Эта рыжая, рябая, крепко сбитая, по-мужски сильная девка была ровесницей Софьи и ее верной спутницей на протяжении всей жизни. Еще в нищем папенькином имении, когда сестрам Грешневым приходилось с утра до ночи бороться за более или менее сносное существование, Марфа не покладая рук копалась в обширном огороде, кроила и шила на продажу, попутно обучив тому и своих барышень, ходила охотиться на окрестные болота, вскинув на плечо тяжелое ружье, бреднем ловила рыбу в Угре, приволакивала из леса тяжеленные корзины с грибами и жизнерадостно обещала: «Ничего, барышни, я вас не оставлю, проживем как ни есть!»
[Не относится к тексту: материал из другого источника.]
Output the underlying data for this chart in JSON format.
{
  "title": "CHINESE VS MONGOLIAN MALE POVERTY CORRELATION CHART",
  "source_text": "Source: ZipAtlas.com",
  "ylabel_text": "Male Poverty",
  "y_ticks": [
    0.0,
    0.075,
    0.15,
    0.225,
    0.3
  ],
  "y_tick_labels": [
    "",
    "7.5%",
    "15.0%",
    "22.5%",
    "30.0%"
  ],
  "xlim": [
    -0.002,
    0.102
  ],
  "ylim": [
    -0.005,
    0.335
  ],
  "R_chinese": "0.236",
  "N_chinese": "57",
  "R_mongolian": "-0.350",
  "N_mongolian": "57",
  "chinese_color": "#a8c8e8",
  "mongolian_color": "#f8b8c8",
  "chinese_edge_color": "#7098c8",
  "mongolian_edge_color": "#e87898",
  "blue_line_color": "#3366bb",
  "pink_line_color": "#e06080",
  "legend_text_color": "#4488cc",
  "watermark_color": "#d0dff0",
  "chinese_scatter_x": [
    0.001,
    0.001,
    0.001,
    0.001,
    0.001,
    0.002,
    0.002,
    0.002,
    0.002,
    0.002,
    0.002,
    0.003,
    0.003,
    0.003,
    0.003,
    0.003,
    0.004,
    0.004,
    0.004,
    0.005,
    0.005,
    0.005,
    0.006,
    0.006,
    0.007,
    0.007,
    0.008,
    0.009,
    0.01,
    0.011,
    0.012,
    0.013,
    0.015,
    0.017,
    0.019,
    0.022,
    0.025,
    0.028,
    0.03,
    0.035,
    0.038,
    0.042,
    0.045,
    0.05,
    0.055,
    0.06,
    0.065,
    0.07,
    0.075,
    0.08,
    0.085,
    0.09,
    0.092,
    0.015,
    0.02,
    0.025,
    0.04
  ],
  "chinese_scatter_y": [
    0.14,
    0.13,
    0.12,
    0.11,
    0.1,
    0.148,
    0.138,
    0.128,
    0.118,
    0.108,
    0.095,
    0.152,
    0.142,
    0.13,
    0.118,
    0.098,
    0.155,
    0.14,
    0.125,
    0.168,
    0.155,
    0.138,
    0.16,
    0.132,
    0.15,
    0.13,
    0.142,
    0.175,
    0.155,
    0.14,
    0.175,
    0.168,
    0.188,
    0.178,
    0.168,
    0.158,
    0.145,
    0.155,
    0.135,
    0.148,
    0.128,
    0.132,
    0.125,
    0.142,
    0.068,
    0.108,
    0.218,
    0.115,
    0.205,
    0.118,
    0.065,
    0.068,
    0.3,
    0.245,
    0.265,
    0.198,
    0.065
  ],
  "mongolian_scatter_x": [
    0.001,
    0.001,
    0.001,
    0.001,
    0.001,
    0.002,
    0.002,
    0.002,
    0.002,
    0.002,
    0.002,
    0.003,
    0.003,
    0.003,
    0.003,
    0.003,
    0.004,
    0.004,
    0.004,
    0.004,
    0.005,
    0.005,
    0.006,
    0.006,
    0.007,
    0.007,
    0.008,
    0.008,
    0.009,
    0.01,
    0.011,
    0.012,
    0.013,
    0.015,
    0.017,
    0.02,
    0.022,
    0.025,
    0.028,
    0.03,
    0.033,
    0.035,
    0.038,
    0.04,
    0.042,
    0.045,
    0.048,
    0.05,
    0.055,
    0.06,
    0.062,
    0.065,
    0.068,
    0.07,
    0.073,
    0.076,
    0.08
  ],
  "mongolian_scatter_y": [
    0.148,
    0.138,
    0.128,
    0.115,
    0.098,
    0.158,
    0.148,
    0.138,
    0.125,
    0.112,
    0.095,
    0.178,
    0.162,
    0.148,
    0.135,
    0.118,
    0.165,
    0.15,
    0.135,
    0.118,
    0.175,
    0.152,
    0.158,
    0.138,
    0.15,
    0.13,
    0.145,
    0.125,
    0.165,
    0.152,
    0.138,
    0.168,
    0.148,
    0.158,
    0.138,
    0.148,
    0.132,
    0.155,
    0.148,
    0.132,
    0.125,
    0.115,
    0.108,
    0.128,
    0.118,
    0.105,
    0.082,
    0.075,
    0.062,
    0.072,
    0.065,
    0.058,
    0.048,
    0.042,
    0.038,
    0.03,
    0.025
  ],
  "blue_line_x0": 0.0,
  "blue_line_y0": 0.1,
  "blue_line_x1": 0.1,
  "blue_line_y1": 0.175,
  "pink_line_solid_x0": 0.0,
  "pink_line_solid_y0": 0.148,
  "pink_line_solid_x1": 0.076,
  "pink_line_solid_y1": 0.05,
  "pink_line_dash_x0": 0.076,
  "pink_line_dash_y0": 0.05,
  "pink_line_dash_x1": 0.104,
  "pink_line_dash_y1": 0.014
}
К изумлению Софьи, у некрасивой, рябой Марфы регулярно заводились очень недурные поклонники, которых, впрочем, та рано или поздно отваживала: «Замуж все едино не пойду, так нечего и человеку голову морочить». Когда четыре года назад Софья бежала из Грешневки, спасаясь от Мартемьянова, Марфа ушла с ней. Вместе они мотались по провинциальным городам, жили в Ярославле, когда Софья играла в театре, вместе и уехали в конце концов с Мартемьяновым за границу.

В отличие от своей барышни, Марфа не опасалась Федора ни на грош (возможно, потому, что почти не уступала ему в силе) и спокойно заявляла, что, если «разбойник черномазый» хоть чем-то обидит Софью Николаевну, она его с божьей помощью отправит на тот свет. Мартемьянов Марфы, разумеется, не боялся, как не боялся, кажется, вообще ничего на свете, но относился к ней с неподдельным уважением. Не раз, возвращаясь домой с поздних спектаклей, Софья заставала Федора и Марфу на кухне, распивающих чай из самовара и о чем-то вполголоса разговаривающих.

— О чем тебе с ним говорить, Марфа? — иногда недоумевала она.

— Да мало ли, Софья Николавна… — следовал туманный ответ. — Мы ж с ним, почитай, одного поля ягода. У него в папашах разбойник был, да и меня мать бегом под забором родила. Только и разницы, что Федор Пантелеич миллионов налепить сумел, а я, дура, кроме рябин на морде, ничего не нажила. Так миллионы-то — сегодня есть, а завтра нет, сущность ихняя таковая улетучая… Вы это принимайте во вниманье на всякий случай, уж сколько раз я вам говорила, что откладывать надо!

Ужин Софья проглотила за минуту и тут же почувствовала, что глаза неумолимо слипаются.